Can We Use Technology to Capture Life—All of It?

Traditional diarists make choices about what bits of life to memorialize. But what if we could save life in its entirety? In today’s post, tech luminary and innovator Gordon Bell describes his efforts to do just that.

Photograph courtesy of Gordon Bell.

The work on capturing one’s life and putting it in cyberspace started with a 1998 request from a friend, Raj Reddy, a professor of Computer Science at Carnegie Mellon University, to scan all the books I had written. He wanted to put all the world’s books in cyberspace and wanted to start tests. This stimulated me to thinking about the scanning of all my own papers I had carried around in boxes for many years and that I could reclaim from Digital (who I had worked for). This eventually morphed into an experiment aimed at storing everything I had: articles, books, correspondence (letters, email), music, photos, videos, etc. This was completed by 2001 and I wrote a paper about the cost, benefit, sizes, etc. At this point the problem was clear: we could store everything, but the challenge was to organize it and above all find it again. This was the first epiphany.
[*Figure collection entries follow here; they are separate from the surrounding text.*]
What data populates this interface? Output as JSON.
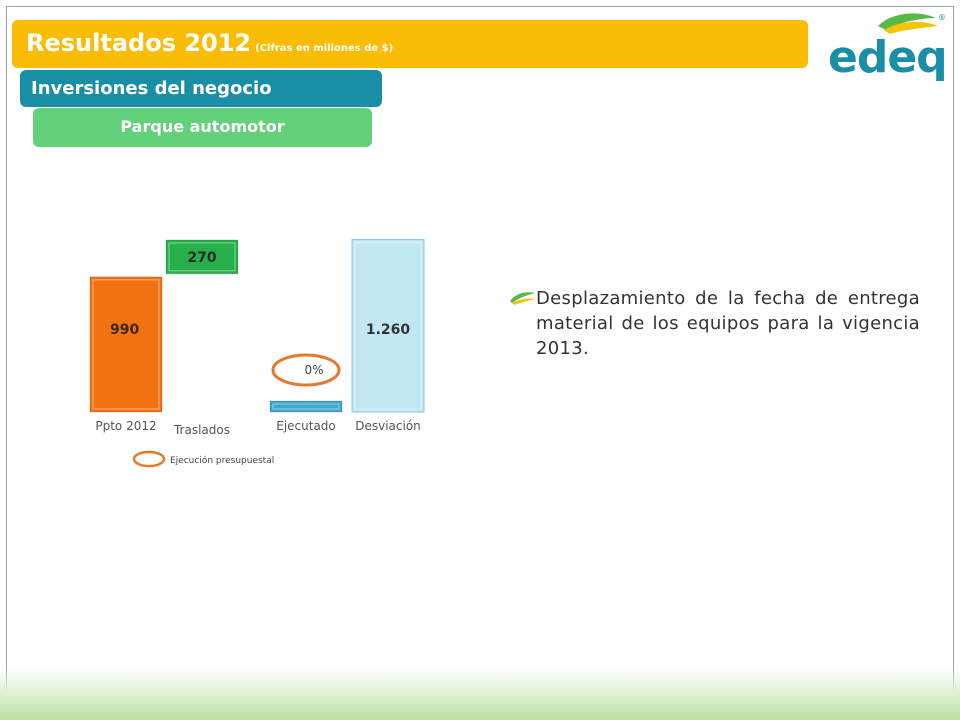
{
  "header": {
    "title": "Resultados 2012",
    "title_note": "(Cifras en millones de $)",
    "subtitle": "Inversiones del negocio",
    "section": "Parque automotor"
  },
  "logo": {
    "text": "edeq"
  },
  "colors": {
    "title_bg": "#fbbc05",
    "subtitle_bg": "#1a8ea6",
    "section_bg": "#63d07a",
    "logo": "#1a8ea6"
  },
  "chart_data": {
    "type": "bar",
    "categories": [
      "Ppto 2012",
      "Traslados",
      "Ejecutado",
      "Desviación"
    ],
    "values": [
      990,
      270,
      0,
      1260
    ],
    "value_labels": [
      "990",
      "270",
      "",
      "1.260"
    ],
    "colors": [
      "#f07213",
      "#27b04a",
      "#3ea7cc",
      "#c2e7f4"
    ],
    "annotations": [
      {
        "category": "Ejecutado",
        "text": "0%"
      }
    ],
    "legend": {
      "text": "Ejecución presupuestal",
      "position": "bottom"
    },
    "ylim": [
      0,
      1300
    ]
  },
  "bullet": {
    "text": "Desplazamiento de la fecha de entrega material de los equipos para la vigencia 2013."
  }
}
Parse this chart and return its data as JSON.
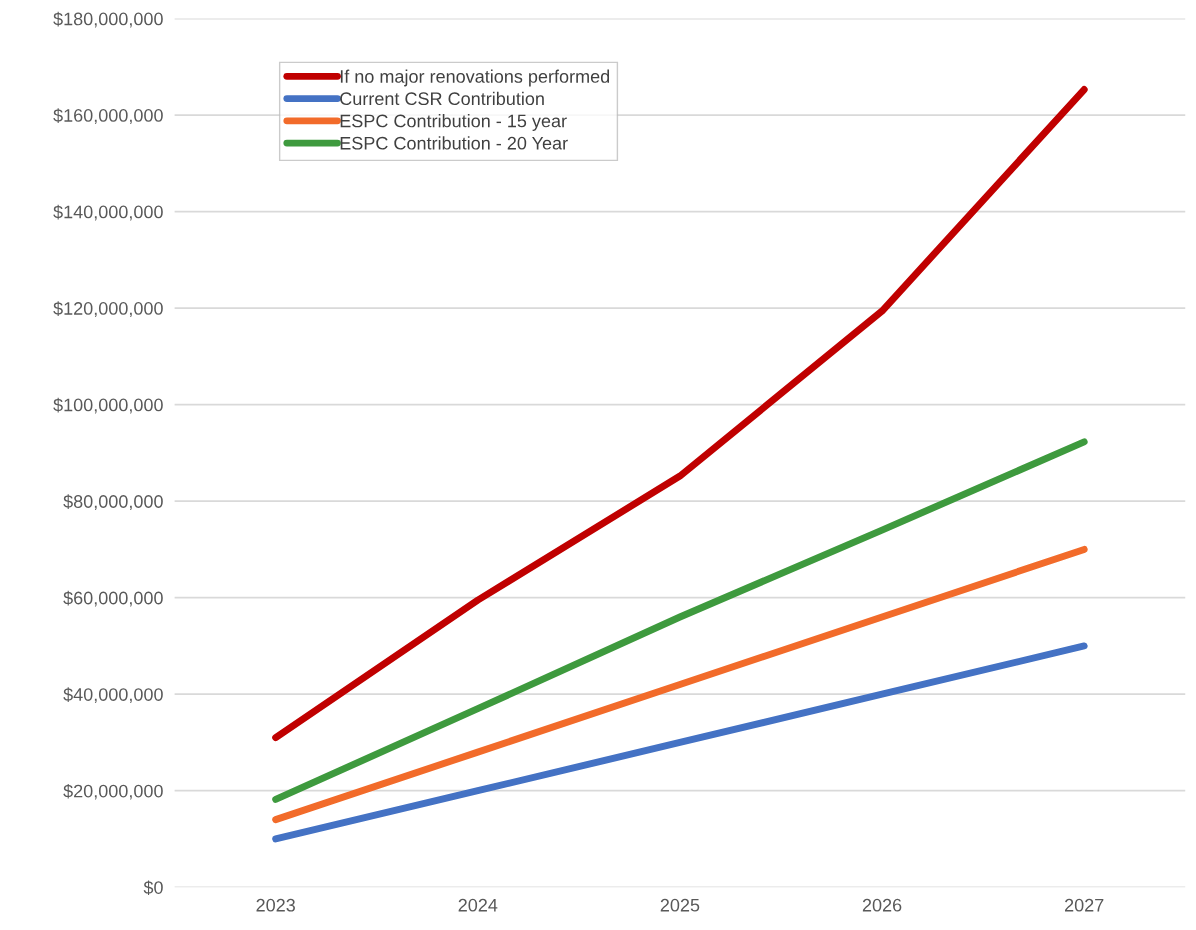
{
  "chart_data": {
    "type": "line",
    "categories": [
      "2023",
      "2024",
      "2025",
      "2026",
      "2027"
    ],
    "series": [
      {
        "name": "If no major renovations performed",
        "color": "#c00000",
        "values": [
          31000000,
          59500000,
          85200000,
          119400000,
          165300000
        ]
      },
      {
        "name": "Current CSR Contribution",
        "color": "#4472c4",
        "values": [
          10000000,
          20000000,
          30000000,
          40000000,
          50000000
        ]
      },
      {
        "name": "ESPC Contribution - 15 year",
        "color": "#f26b2a",
        "values": [
          14000000,
          28000000,
          42000000,
          56000000,
          70000000
        ]
      },
      {
        "name": "ESPC Contribution - 20 Year",
        "color": "#3e9a3e",
        "values": [
          18200000,
          37000000,
          56000000,
          74000000,
          92300000
        ]
      }
    ],
    "ylim": [
      0,
      180000000
    ],
    "yticks": [
      {
        "value": 0,
        "label": "$0"
      },
      {
        "value": 20000000,
        "label": "$20,000,000"
      },
      {
        "value": 40000000,
        "label": "$40,000,000"
      },
      {
        "value": 60000000,
        "label": "$60,000,000"
      },
      {
        "value": 80000000,
        "label": "$80,000,000"
      },
      {
        "value": 100000000,
        "label": "$100,000,000"
      },
      {
        "value": 120000000,
        "label": "$120,000,000"
      },
      {
        "value": 140000000,
        "label": "$140,000,000"
      },
      {
        "value": 160000000,
        "label": "$160,000,000"
      },
      {
        "value": 180000000,
        "label": "$180,000,000"
      }
    ],
    "grid": "y",
    "legend": "top left",
    "marker": "none",
    "line_style": "solid"
  }
}
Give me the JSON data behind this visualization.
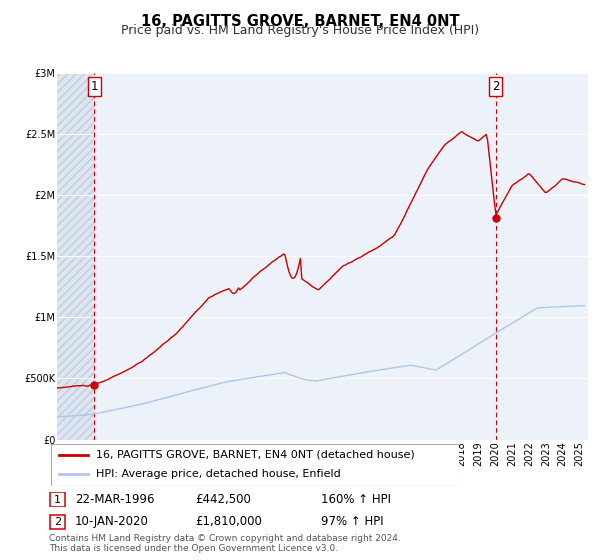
{
  "title": "16, PAGITTS GROVE, BARNET, EN4 0NT",
  "subtitle": "Price paid vs. HM Land Registry's House Price Index (HPI)",
  "hpi_line_color": "#aec6e8",
  "property_line_color": "#cc0000",
  "marker_color": "#cc0000",
  "vline_color": "#cc0000",
  "background_color": "#ffffff",
  "plot_bg_color": "#edf2fa",
  "grid_color": "#ffffff",
  "ylim": [
    0,
    3000000
  ],
  "xlim_start": 1994.0,
  "xlim_end": 2025.5,
  "yticks": [
    0,
    500000,
    1000000,
    1500000,
    2000000,
    2500000,
    3000000
  ],
  "ytick_labels": [
    "£0",
    "£500K",
    "£1M",
    "£1.5M",
    "£2M",
    "£2.5M",
    "£3M"
  ],
  "legend_label_property": "16, PAGITTS GROVE, BARNET, EN4 0NT (detached house)",
  "legend_label_hpi": "HPI: Average price, detached house, Enfield",
  "point1_x": 1996.22,
  "point1_y": 442500,
  "point1_label": "1",
  "point2_x": 2020.03,
  "point2_y": 1810000,
  "point2_label": "2",
  "annotation1_date": "22-MAR-1996",
  "annotation1_price": "£442,500",
  "annotation1_hpi": "160% ↑ HPI",
  "annotation2_date": "10-JAN-2020",
  "annotation2_price": "£1,810,000",
  "annotation2_hpi": "97% ↑ HPI",
  "footer_line1": "Contains HM Land Registry data © Crown copyright and database right 2024.",
  "footer_line2": "This data is licensed under the Open Government Licence v3.0.",
  "title_fontsize": 10.5,
  "subtitle_fontsize": 9,
  "tick_fontsize": 7,
  "legend_fontsize": 8,
  "annotation_fontsize": 8.5,
  "footer_fontsize": 6.5
}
We were inspired by Vannevar Bush’s 1945 article on Memex, a system that stored everything for a scientist—thus we had a goal for the system we created we called MyLifeBits. Bill Gates had written that “someday systems will capture everything you’ve seen and heard.” Finally we wanted to make a more useful system to organize personal records. Finally, based on the past work, we speculated that within a decade, disks would be large enough to store an entire life . . . that we first estimated to by only a Terabyte.

So in 2001 we (Jim Gemmell, Roger Lueder, and I) started a research project with a goal to explore the use of a database enabling the addition of arbitrary meta-data to facilitate the organization and utility. By 2005, the epiphany was that we had created a transaction processing system for one’s life, i.e. a system that could in principle capture every event in a life: computer activity, phone calls, time lapse photos using a SenseCam (one photo every 40 seconds), medical and health records, and every location. The project was stopped in 2007 because the Microsoft product plans changed and wouldn’t have the database we thought we needed.
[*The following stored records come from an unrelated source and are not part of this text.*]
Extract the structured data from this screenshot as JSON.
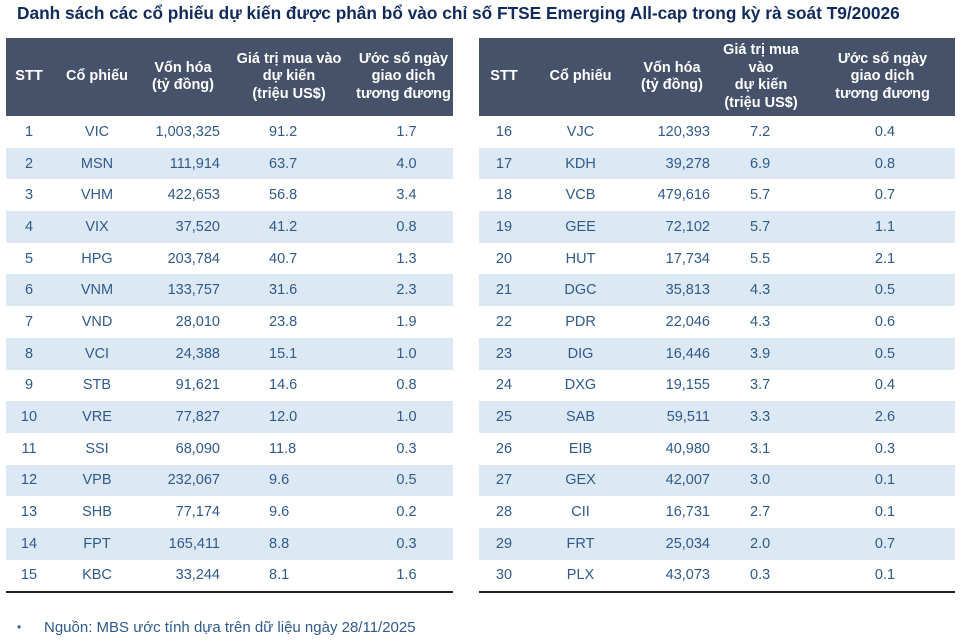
{
  "title": "Danh sách các cổ phiếu dự kiến được phân bổ vào chỉ số FTSE Emerging All-cap trong kỳ rà soát T9/20026",
  "columns": {
    "stt": "STT",
    "stock": "Cổ phiếu",
    "cap_line1": "Vốn hóa",
    "cap_line2": "(tỷ đồng)",
    "buy_line1": "Giá trị mua vào",
    "buy_line2": "dự kiến",
    "buy_line3": "(triệu US$)",
    "days_line1": "Ước số ngày",
    "days_line2": "giao dịch",
    "days_line3": "tương đương"
  },
  "left_rows": [
    {
      "stt": "1",
      "stock": "VIC",
      "cap": "1,003,325",
      "buy": "91.2",
      "days": "1.7"
    },
    {
      "stt": "2",
      "stock": "MSN",
      "cap": "111,914",
      "buy": "63.7",
      "days": "4.0"
    },
    {
      "stt": "3",
      "stock": "VHM",
      "cap": "422,653",
      "buy": "56.8",
      "days": "3.4"
    },
    {
      "stt": "4",
      "stock": "VIX",
      "cap": "37,520",
      "buy": "41.2",
      "days": "0.8"
    },
    {
      "stt": "5",
      "stock": "HPG",
      "cap": "203,784",
      "buy": "40.7",
      "days": "1.3"
    },
    {
      "stt": "6",
      "stock": "VNM",
      "cap": "133,757",
      "buy": "31.6",
      "days": "2.3"
    },
    {
      "stt": "7",
      "stock": "VND",
      "cap": "28,010",
      "buy": "23.8",
      "days": "1.9"
    },
    {
      "stt": "8",
      "stock": "VCI",
      "cap": "24,388",
      "buy": "15.1",
      "days": "1.0"
    },
    {
      "stt": "9",
      "stock": "STB",
      "cap": "91,621",
      "buy": "14.6",
      "days": "0.8"
    },
    {
      "stt": "10",
      "stock": "VRE",
      "cap": "77,827",
      "buy": "12.0",
      "days": "1.0"
    },
    {
      "stt": "11",
      "stock": "SSI",
      "cap": "68,090",
      "buy": "11.8",
      "days": "0.3"
    },
    {
      "stt": "12",
      "stock": "VPB",
      "cap": "232,067",
      "buy": "9.6",
      "days": "0.5"
    },
    {
      "stt": "13",
      "stock": "SHB",
      "cap": "77,174",
      "buy": "9.6",
      "days": "0.2"
    },
    {
      "stt": "14",
      "stock": "FPT",
      "cap": "165,411",
      "buy": "8.8",
      "days": "0.3"
    },
    {
      "stt": "15",
      "stock": "KBC",
      "cap": "33,244",
      "buy": "8.1",
      "days": "1.6"
    }
  ],
  "right_rows": [
    {
      "stt": "16",
      "stock": "VJC",
      "cap": "120,393",
      "buy": "7.2",
      "days": "0.4"
    },
    {
      "stt": "17",
      "stock": "KDH",
      "cap": "39,278",
      "buy": "6.9",
      "days": "0.8"
    },
    {
      "stt": "18",
      "stock": "VCB",
      "cap": "479,616",
      "buy": "5.7",
      "days": "0.7"
    },
    {
      "stt": "19",
      "stock": "GEE",
      "cap": "72,102",
      "buy": "5.7",
      "days": "1.1"
    },
    {
      "stt": "20",
      "stock": "HUT",
      "cap": "17,734",
      "buy": "5.5",
      "days": "2.1"
    },
    {
      "stt": "21",
      "stock": "DGC",
      "cap": "35,813",
      "buy": "4.3",
      "days": "0.5"
    },
    {
      "stt": "22",
      "stock": "PDR",
      "cap": "22,046",
      "buy": "4.3",
      "days": "0.6"
    },
    {
      "stt": "23",
      "stock": "DIG",
      "cap": "16,446",
      "buy": "3.9",
      "days": "0.5"
    },
    {
      "stt": "24",
      "stock": "DXG",
      "cap": "19,155",
      "buy": "3.7",
      "days": "0.4"
    },
    {
      "stt": "25",
      "stock": "SAB",
      "cap": "59,511",
      "buy": "3.3",
      "days": "2.6"
    },
    {
      "stt": "26",
      "stock": "EIB",
      "cap": "40,980",
      "buy": "3.1",
      "days": "0.3"
    },
    {
      "stt": "27",
      "stock": "GEX",
      "cap": "42,007",
      "buy": "3.0",
      "days": "0.1"
    },
    {
      "stt": "28",
      "stock": "CII",
      "cap": "16,731",
      "buy": "2.7",
      "days": "0.1"
    },
    {
      "stt": "29",
      "stock": "FRT",
      "cap": "25,034",
      "buy": "2.0",
      "days": "0.7"
    },
    {
      "stt": "30",
      "stock": "PLX",
      "cap": "43,073",
      "buy": "0.3",
      "days": "0.1"
    }
  ],
  "footer": {
    "bullet": "•",
    "text": "Nguồn: MBS ước tính dựa trên dữ liệu ngày 28/11/2025"
  },
  "colors": {
    "header_bg": "#455269",
    "stripe_bg": "#dde8f5",
    "title_color": "#102a5c",
    "body_text": "#2f5a8a"
  }
}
We wanted to continue the work by laying out a vision that we described in Total Recall, by Jim Gemmell and me, that has just been republished in paperback as Your Life, Uploaded. In writing this, we had another epiphany—MyLifeBits is a surrogate memory. In the process we have explored issues like the ability and need for legacies and written about Digital Immortality.

Now with the invitation to speak at the Morgan’s exhibition on the diary, it triggered: What is the difference between MyLifeBits, a system to easily capture a great deal of one’s life, and a diary? Is it just the explicit act of reflection? Purpose?
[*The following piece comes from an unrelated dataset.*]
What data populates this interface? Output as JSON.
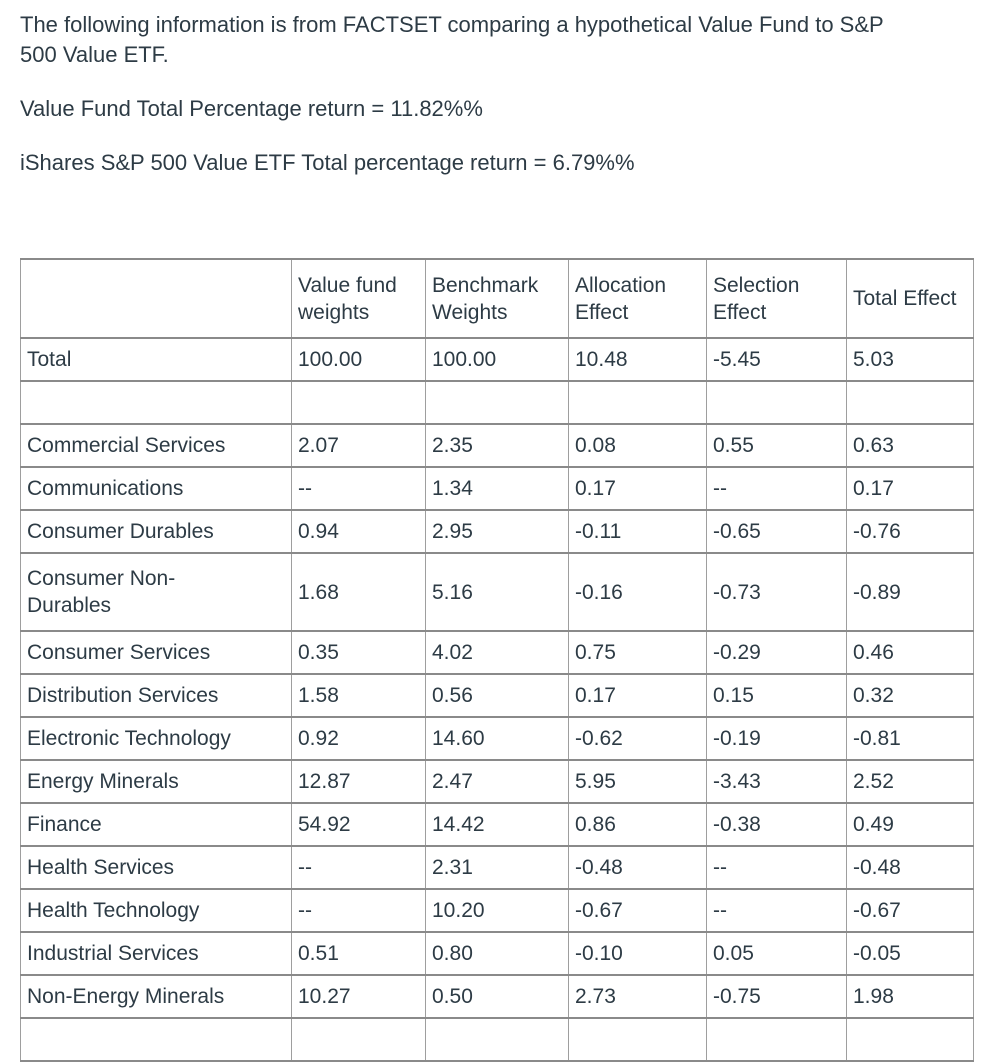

Gordon Bell is a principal researcher at Microsoft working on lifelogging and cloud computing. During his twenty-three years as Vice President of Research & Development at Digital Equipment Corporation, he was responsible for the first mini- and time-sharing computers and the development of VAX. As the first Assistant Director for Computing (CISE) at the National Science Foundation, he led the National Research Network (NREN) panel that led to the development of the Internet. He is the author, with Jim Gemmell, of Total Recall: How the e-Memory Revolution Will Change Everything (2009), published in paperback as Your Life, Uploaded.